Le Beatitudini e i loro Insegnamenti
Il sermone suddivide l’insegnamento in nove punti specifici, definiti “Beatitudini”:
- Povertà in spirito: Non si riferisce alla mancanza di beni materiali, ma all’umiltà di cuore. L’insegnamento principale è l’abbandono dell’orgoglio e della presunzione, riconoscendo che senza la grazia di Dio è impossibile vivere pienamente. Essere “poveri in spirito” significa mettere Dio al primo posto in ogni decisione, consultandolo attraverso la preghiera e la Sua parola.
- Afflizione e Pianto: Gesù insegna che il pianto è una prova di sensibilità e sincerità di cuore. Chi semina nelle lacrime mieterà gioia; il dolore vissuto con Dio si trasforma in vittoria e testimonianza. Viene sottolineato di non cercare conforto solo negli uomini, che possono deludere, ma di affidarsi esclusivamente al Signore.
- Mansuetudine: Essere mansueti significa essere docili, calmi e sottomessi allo Spirito Santo. L’insegnamento pratico riguarda l’onorare gli altri sopra se stessi, imparando ad ascoltare invece di voler sempre parlare o giudicare. La Chiesa è descritta come un “ospedale” (o pronto soccorso) per anime ferite, non come un tribunale.
- Fame e sete di giustizia: Questo punto invita a desiderare che il volere di Dio sia compiuto sopra ogni cosa. Essere giusti significa agire con correttezza e verità anche quando nessuno guarda, mantenendo la parola data (“sì” sia sì, “no” sia no).
- Misericordia: Si basa sulla legge del seminare e raccogliere: chi pratica la misericordia (compassione e perdono) riceverà lo stesso trattamento da Dio. Perdonare è essenziale per essere perdonati.

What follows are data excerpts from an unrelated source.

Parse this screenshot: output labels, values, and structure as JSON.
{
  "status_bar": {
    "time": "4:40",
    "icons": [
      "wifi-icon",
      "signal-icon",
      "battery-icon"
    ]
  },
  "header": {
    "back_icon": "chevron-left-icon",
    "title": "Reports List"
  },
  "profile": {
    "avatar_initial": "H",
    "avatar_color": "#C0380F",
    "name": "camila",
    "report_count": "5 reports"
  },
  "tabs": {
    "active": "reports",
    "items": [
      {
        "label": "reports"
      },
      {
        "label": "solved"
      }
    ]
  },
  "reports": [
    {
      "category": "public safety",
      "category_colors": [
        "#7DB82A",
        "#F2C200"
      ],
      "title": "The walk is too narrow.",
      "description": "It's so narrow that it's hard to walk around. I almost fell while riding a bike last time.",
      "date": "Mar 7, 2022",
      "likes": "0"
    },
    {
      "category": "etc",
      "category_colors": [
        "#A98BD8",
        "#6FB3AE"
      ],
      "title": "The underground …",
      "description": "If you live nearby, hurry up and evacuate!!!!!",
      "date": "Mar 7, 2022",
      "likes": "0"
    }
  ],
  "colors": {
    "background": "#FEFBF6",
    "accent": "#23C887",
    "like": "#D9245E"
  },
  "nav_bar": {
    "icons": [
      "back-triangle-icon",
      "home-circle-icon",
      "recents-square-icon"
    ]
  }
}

- Purezza di cuore: Avere un cuore puro significa non essere corrotti o finti. Per proteggersi dal peccato, l’insegnamento è quello di riempire i pensieri con la Parola di Dio e con la preghiera.
- Operatori di pace: I credenti devono essere “promotori di armonia”, evitando di alimentare i conflitti (non mettere benzina sul fuoco). Un insegnamento chiave è la risposta dolce che calma il furore, esercitando l’autocontrollo anche nelle situazioni quotidiane più stressanti.

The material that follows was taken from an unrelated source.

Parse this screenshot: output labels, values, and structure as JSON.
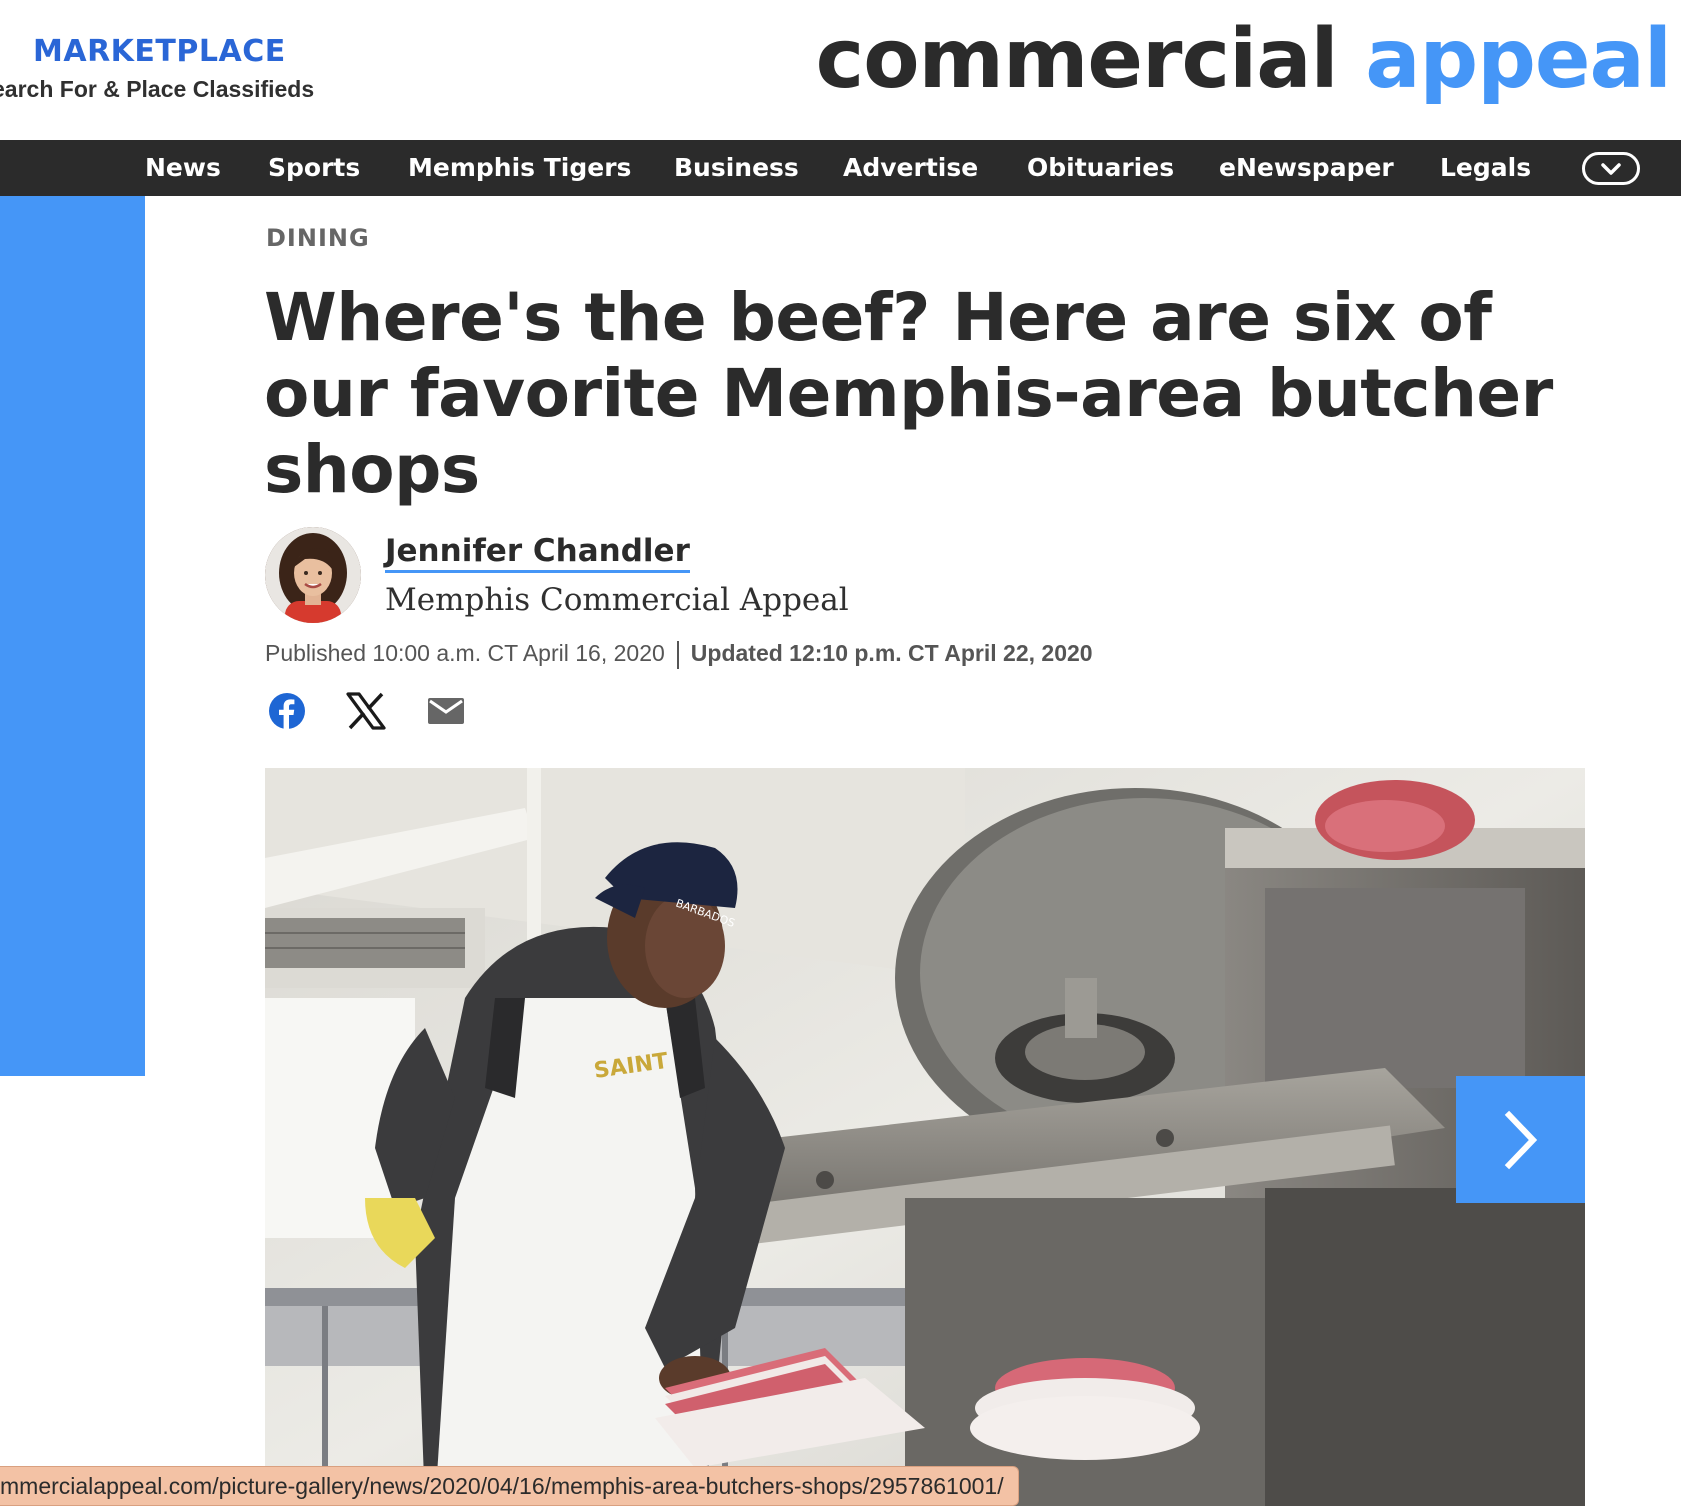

- Persecuzione per la giustizia: Seguire Gesù comporta spesso l’essere “controcorrente” in un mondo che tende a normalizzare il peccato. Essere derisi o perseguitati per la propria fede è una sfida che richiede di rimanere saldi nella guida della Parola di Dio.
La Prospettiva del Premio Eterno
L’insegnamento conclusivo sottolinea che la vita cristiana non deve mirare a conquiste materiali o piaceri terreni, che sono destinati a finire. Il vero premio è la vita eterna con Cristo. Essere “beati” significa vivere con la certezza di essere amati e scelti da Dio, affrontando le sfide quotidiane con gratitudine e senza mormorazioni.